Vizient asked Congress to pass the U.S. Senate version of bipartisan legislation to protect hospitals from losing their 340B eligibility due to changes in patient and payer mix caused by the COVID-19 pandemic.

Vizient Asks Congress to Pass Senate Version of Bill to Protect Hospitals from Losing 340B Eligibility During Pandemic

Health care services and group purchasing company Vizient asked Congress on Monday to pass the U.S. Senate version of bipartisan legislation to protect hospitals from losing their 340B eligibility due to changes in patient and payer mix caused by the COVID-19 pandemic.

Vizient urged Congress to pass S. 773 in a letter Monday pegged to continuing debate in Congress over federal appropriations for fiscal year 2022. A stopgap spending bill for the entire government is due to expire on Feb. 18. The successor to it is attracting attention as a vehicle for amendments that would have a hard time being enacted as stand-alone bills.

The American Hospital Association made a similar pitch on Jan. 19 for legislation to protect hospitals from losing 340B eligibility during the pandemic.

“During the pandemic, many hospitals have seen changes to their payer mix, which has resulted in the loss of their Medicare Disproportionate Share Hospital (DSH) status and, as such, their 340B eligibility,” Vizient said in its letter.
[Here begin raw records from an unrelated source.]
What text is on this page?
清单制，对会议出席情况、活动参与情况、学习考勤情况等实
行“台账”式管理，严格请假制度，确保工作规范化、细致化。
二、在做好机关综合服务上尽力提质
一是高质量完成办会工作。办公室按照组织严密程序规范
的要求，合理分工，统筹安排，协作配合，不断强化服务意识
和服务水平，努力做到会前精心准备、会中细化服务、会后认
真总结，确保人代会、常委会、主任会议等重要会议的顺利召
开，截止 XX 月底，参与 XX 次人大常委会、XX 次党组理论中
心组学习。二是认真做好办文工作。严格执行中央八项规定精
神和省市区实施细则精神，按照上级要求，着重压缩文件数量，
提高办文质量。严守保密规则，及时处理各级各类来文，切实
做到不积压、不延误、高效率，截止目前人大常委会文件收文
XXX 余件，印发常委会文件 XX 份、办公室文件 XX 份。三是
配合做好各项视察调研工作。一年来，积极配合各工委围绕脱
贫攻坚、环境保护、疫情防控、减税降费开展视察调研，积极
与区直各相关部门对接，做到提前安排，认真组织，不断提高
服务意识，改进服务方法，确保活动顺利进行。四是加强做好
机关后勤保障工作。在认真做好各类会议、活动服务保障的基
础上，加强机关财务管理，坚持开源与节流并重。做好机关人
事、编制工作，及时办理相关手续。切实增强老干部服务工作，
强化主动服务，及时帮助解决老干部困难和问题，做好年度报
“Vizient has urged CMS to take steps to address this issue through regulation, but the agency has not yet clarified whether those impacted could retain their pre-pandemic status,” the company continued. “Vizient urges Congress to consider S. 773, which would allow those impacted facilities to maintain their 340B eligibility.

H.R. 3203, the companion bill in the House to S. 773, also would protect hospitals’ 340B eligibility. A similar bill introduced in the House during the last session of Congress also would have waived during the pandemic the 340B statutory prohibition on obtaining covered outpatient drugs through a group purchasing organization or other group purchasing arrangement for disproportionate share hospitals, children’s hospitals, and free-standing cancer hospitals.